The grievances that allowed al-Qaeda to grow still remain, says Rami Khouri
PRESIDENT Barack Obama and the Republican candidate-elect for president Mitt Romney have been trading accusations about how each of them relates to the killing of Osama bin Laden, and what his death means to the US and the world.
As usually happens when American public figures discuss the Middle East and terrorism, they mostly discuss peripheral issues and miss the main points about what bin Laden’s life and death really signify.
The US mission to assassinate bin Laden a year ago this week was a triumph of intelligence and efficient execution. Questions remain unanswered, about whether this operation on Pakistani soil was the right way to deal with allies, whether the Pakistani intelligence services had been shielding bin Laden for years, or whether the US troops should have captured bin Laden alive and put him on trial.
The important issues about bin Laden’s life, death, ideology, movement and serial and viral criminality relate to matters that remain largely undiscussed in the US political realm. They include the following:
* The birth of al-Qaeda is more important than the death of bin Laden.
The mastermind of al-Qaeda is dead, but we must keep in mind how the movement was born and what made it turn against the US and major Western powers. The answer is very simple: a combination of foreign armies on Islamic soil and the collusion of indigenous Arab or Asian governments.
Al-Qaeda came to be in Afghanistan in the 1980s when bin Laden and a rag-tag group of Arab and other adventurers went there to cleanse Islamic lands from Soviet troops. The movement turned against the US mostly after US forces remained in Saudi Arabia after the 1991 Iraq war. Foreign militarism and aggression remain drivers of anger and resentment in the Arab-Asian region, and will continue to elicit strong responses wherever they recur.
* The underlying reasons that promote Bin Ladenism are as important as bin Laden himself.

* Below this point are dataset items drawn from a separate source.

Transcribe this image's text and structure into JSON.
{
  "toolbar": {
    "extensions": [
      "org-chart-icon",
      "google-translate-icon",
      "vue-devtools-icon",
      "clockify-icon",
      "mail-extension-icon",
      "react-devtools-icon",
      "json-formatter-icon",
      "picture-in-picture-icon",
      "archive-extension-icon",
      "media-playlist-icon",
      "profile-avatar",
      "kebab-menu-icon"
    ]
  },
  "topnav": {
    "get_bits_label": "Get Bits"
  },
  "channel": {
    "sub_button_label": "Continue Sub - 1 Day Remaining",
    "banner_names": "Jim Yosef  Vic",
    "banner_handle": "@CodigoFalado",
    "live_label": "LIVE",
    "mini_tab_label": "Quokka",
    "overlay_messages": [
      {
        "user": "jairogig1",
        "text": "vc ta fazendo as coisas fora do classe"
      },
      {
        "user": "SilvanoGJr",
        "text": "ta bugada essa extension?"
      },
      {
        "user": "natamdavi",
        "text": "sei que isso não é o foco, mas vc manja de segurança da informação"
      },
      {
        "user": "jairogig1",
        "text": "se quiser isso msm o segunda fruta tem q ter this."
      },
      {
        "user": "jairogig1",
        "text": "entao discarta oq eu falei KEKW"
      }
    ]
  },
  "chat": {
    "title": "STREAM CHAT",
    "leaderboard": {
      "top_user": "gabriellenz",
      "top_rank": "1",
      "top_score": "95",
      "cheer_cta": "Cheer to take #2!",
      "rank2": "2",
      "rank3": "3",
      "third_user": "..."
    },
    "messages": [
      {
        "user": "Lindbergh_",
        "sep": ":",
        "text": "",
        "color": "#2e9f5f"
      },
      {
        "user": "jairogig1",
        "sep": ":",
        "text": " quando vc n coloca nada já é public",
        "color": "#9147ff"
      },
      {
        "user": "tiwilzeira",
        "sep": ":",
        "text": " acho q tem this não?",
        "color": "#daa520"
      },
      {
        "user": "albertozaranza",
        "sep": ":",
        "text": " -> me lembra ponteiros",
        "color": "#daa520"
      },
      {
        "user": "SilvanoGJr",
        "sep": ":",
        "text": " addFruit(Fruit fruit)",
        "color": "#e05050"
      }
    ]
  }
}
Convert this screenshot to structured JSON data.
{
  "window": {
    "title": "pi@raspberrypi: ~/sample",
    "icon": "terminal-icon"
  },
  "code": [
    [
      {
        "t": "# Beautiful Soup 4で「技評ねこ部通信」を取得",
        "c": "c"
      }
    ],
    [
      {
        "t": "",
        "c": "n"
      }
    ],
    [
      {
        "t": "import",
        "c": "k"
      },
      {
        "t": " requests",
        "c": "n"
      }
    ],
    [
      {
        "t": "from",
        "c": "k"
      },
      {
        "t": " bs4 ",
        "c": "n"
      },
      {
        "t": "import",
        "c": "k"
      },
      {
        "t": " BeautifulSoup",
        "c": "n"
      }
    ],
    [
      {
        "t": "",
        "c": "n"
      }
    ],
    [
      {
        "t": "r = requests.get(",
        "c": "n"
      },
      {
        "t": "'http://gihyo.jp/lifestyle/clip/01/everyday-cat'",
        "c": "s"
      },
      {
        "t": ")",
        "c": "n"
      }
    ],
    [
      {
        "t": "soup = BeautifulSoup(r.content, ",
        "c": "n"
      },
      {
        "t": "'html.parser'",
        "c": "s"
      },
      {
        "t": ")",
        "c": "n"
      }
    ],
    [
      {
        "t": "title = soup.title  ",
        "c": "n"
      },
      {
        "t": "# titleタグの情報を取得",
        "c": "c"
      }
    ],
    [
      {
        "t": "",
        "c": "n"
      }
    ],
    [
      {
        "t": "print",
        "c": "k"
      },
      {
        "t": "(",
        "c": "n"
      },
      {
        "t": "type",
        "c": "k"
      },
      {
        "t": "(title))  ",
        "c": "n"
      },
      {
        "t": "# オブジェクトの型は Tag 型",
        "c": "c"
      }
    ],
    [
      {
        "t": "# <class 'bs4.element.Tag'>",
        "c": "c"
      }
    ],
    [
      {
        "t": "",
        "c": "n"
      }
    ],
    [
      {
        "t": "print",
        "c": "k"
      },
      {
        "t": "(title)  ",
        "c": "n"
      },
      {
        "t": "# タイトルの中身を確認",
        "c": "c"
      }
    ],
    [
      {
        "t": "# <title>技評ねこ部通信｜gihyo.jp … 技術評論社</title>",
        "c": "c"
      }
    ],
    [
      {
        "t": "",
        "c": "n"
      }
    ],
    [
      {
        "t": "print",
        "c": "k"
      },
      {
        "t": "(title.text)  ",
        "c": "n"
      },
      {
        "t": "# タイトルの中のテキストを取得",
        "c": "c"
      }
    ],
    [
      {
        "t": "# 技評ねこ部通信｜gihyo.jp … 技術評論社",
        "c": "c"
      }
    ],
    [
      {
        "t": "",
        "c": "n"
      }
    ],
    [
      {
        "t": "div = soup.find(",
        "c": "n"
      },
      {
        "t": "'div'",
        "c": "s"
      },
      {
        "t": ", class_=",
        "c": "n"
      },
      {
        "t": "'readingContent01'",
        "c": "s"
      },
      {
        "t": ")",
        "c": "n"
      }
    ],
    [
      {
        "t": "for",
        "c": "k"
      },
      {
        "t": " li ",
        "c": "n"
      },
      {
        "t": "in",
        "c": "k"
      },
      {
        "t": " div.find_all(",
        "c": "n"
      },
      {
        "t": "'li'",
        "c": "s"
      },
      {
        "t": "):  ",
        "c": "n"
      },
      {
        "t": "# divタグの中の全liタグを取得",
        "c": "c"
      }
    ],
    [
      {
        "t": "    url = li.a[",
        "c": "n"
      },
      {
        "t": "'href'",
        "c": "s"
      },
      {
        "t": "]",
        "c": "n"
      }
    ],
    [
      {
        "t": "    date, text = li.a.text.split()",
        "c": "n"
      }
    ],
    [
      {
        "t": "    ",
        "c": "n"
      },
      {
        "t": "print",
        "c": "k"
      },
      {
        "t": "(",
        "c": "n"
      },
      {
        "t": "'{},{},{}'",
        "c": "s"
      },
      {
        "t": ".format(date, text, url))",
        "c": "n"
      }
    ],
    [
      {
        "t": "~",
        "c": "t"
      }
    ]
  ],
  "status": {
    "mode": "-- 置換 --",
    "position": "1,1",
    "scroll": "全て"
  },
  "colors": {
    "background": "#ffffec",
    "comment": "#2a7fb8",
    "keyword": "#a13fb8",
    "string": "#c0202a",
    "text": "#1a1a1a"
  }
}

The al-Qaeda movement tried to win converts and supporters by drawing on a series of grievances that are common across the Arab-Asian world.
These include foreign occupation and colonisation, domestic dictatorships, corruption, inequities, and submission to the dictates of foreign powers. As long as these underlying factors remain operative, discontent will persist across the region.
* Normal Arab-Asians rejected Bin Ladenism, and only marginal freaks supported him.
While all of the grievances bin Laden spoke about and al-Qaeda still expresses — occupation, aggression, inequity, corruption — are shared by most Arabs and Asians, the overwhelming majority of them have repudiated bin Laden, who had to operate from caves and secret houses in mountain areas.
The few who joined his movement were marginalised outcasts, misfits and loners of the sort that would have joined weird cults in other countries.
* Bin Laden is dead but Bin Ladenism still lives.
Effective police and intelligence work have severely curtailed the ability of al-Qaeda to operate around the world, yet its small core group led by Ayman Zawahiri lives on, and dozens of affiliated or copycat operations have sprung up around the world.
They will strike again, despite the intense intelligence and preemptive assassination activities underway to prevent that. The many smaller, independent groups and lone operators around the world who were inspired by bin Laden and al-Qaeda are more difficult to track and break up than al-Qaeda itself.
* The lessons of the past year.
The critical development in the last year has been the series of citizen revolts and uprisings around the Arab world that reveal the will of ordinary men and women to respond to their, and bin Laden’s, shared grievances by rejecting terror, and instead adopting a strategy of mass civil resistance that aims to remove dictators and build more democratic governments.
Bin Ladenism will die when the underlying grievances it tries to exploit are redressed through better governance systems that respect citizen rights, protect our lands from foreign aggression and colonisation, and promote decent living standards and opportunities for all generations.
If US presidential candidates were serious about discussing what really matters, they would be arguing about how best to support the Arab quest for dignity and democratic freedom, and how to end Western legacies of double standards that speak of freedom but continue to support autocrats.
Some things have changed in the past year, others have not.
* Rami G Khouri is editor-at-large of The Daily Star, and director of the Issam Fares Institute for Public Policy and International Affairs at the American University of Beirut.